The "prophet" Balaam is perhaps the most complex, complicated character in the Old Testament. Nothing good is said about this man in all of Scripture. He was probably more of a spiritualist medium than a true Old Testament prophet. He comes onto the scene in Numbers because Balak, king of Moab, was scared to death of the approaching armies of Israel. So he sought out Balaam, to hire him to pronounce curses on Israel. Numbers records four of Balaam's oracles (prophetic utterances). But they were not curses, because God had another plan. Although Balaam had taken the king's money to do his cursing work, Balaam's oracles were blessings. It is a weird but comforting story of how God uses whomever he will to do whatever he wants. Balaam was far from a righteous man, but he became a tool for good in the hands of a sovereign God.


In the middle of his second oracle, Balaam spoke these words of foundational hope and comfort:

God is not man, that he should lie,

or a son of man, that he should change his mind.

Has he said, and will he not do it?

Or has he spoken, and will he not fulfill it?

Behold, I received a command to bless:

he has blessed, and I cannot revoke it.

He has not beheld misfortune in Jacob,

nor has he seen trouble in Israel.

The LORD their God is with them,

and the shout of a king is among them.

God brings them out of Egypt

and is for them like the horns of the wild ox.

For there is no enchantment against Jacob,

no divination against Israel;

now it shall be said of Jacob and Israel,

"What has God wrought!" (Num. 23:19-23)


What King Balak hoped to be a curse became a righteous pronouncement. Balaam essentially said, "Balak, don't you understand? Nothing can stop these people, because God has promised to bless them, he has promised to be with them, and he will allow nothing to be against them. And he is a God who cannot lie. What he has promised and what he has declared will be fulfilled." In these words the hope and help of Israel would be found. The God who covenanted himself to unleash his power for the blessing of his people cannot lie. Israel and the surrounding kings could be sure that he would do everything he had promised until the nations stood in awe and said, "What has God wrought!"

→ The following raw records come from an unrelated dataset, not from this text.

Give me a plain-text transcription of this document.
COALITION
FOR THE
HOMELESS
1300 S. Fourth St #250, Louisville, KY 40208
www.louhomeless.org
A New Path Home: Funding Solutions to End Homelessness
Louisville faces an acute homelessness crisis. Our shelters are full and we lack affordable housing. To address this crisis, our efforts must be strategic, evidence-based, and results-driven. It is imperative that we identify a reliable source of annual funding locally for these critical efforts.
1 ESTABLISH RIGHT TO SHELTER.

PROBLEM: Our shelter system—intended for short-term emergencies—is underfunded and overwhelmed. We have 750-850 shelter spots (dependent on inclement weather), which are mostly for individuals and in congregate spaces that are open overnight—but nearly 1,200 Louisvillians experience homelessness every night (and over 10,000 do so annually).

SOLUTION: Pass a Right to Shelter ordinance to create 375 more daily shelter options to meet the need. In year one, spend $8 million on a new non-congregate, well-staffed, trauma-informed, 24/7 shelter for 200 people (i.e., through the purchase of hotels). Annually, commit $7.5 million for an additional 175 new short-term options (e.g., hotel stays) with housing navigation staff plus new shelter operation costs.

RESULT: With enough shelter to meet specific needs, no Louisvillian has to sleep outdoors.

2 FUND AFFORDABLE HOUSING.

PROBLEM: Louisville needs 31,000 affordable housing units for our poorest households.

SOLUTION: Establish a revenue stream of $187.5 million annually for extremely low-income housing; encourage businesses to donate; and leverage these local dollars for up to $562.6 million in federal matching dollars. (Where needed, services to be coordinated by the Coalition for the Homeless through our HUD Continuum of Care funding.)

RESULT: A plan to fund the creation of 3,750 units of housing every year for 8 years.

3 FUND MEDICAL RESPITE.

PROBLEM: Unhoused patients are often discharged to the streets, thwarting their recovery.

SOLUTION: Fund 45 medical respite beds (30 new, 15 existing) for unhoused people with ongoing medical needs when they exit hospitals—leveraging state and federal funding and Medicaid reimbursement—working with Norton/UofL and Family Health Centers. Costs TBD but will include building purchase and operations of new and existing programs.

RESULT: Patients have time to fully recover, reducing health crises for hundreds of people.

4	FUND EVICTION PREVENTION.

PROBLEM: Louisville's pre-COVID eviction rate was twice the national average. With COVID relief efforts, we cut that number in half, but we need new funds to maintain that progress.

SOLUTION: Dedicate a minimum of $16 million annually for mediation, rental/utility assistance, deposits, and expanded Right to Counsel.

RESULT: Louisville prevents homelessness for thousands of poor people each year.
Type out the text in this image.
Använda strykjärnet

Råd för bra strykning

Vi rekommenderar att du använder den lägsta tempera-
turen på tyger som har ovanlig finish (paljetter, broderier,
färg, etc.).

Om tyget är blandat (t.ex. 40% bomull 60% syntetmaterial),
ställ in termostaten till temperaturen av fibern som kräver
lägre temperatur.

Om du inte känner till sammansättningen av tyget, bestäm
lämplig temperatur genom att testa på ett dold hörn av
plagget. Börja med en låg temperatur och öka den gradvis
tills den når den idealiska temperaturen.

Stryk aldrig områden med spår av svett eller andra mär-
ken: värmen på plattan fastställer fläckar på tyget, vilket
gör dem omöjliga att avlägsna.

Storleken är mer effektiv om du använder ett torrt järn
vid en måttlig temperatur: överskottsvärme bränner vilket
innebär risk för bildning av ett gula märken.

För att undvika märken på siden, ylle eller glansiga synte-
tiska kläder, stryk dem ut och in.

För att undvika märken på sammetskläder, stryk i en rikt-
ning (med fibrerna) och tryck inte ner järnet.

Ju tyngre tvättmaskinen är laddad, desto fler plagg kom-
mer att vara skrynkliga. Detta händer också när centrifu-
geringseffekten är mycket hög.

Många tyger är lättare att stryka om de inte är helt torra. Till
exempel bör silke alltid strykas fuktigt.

Remember that those of us who have been chosen by God and have put our faith in Christ are now the inheritors of those covenant promises. Our hope and security are not in the promises, however, but in the character of the one who made them. Our God cannot lie. All he has promised us in and through the life, death, and resurrection of his Son, he will do. And there will be a day when every knee will bow and every tongue will say, in submission and praise, "What has God wrought!"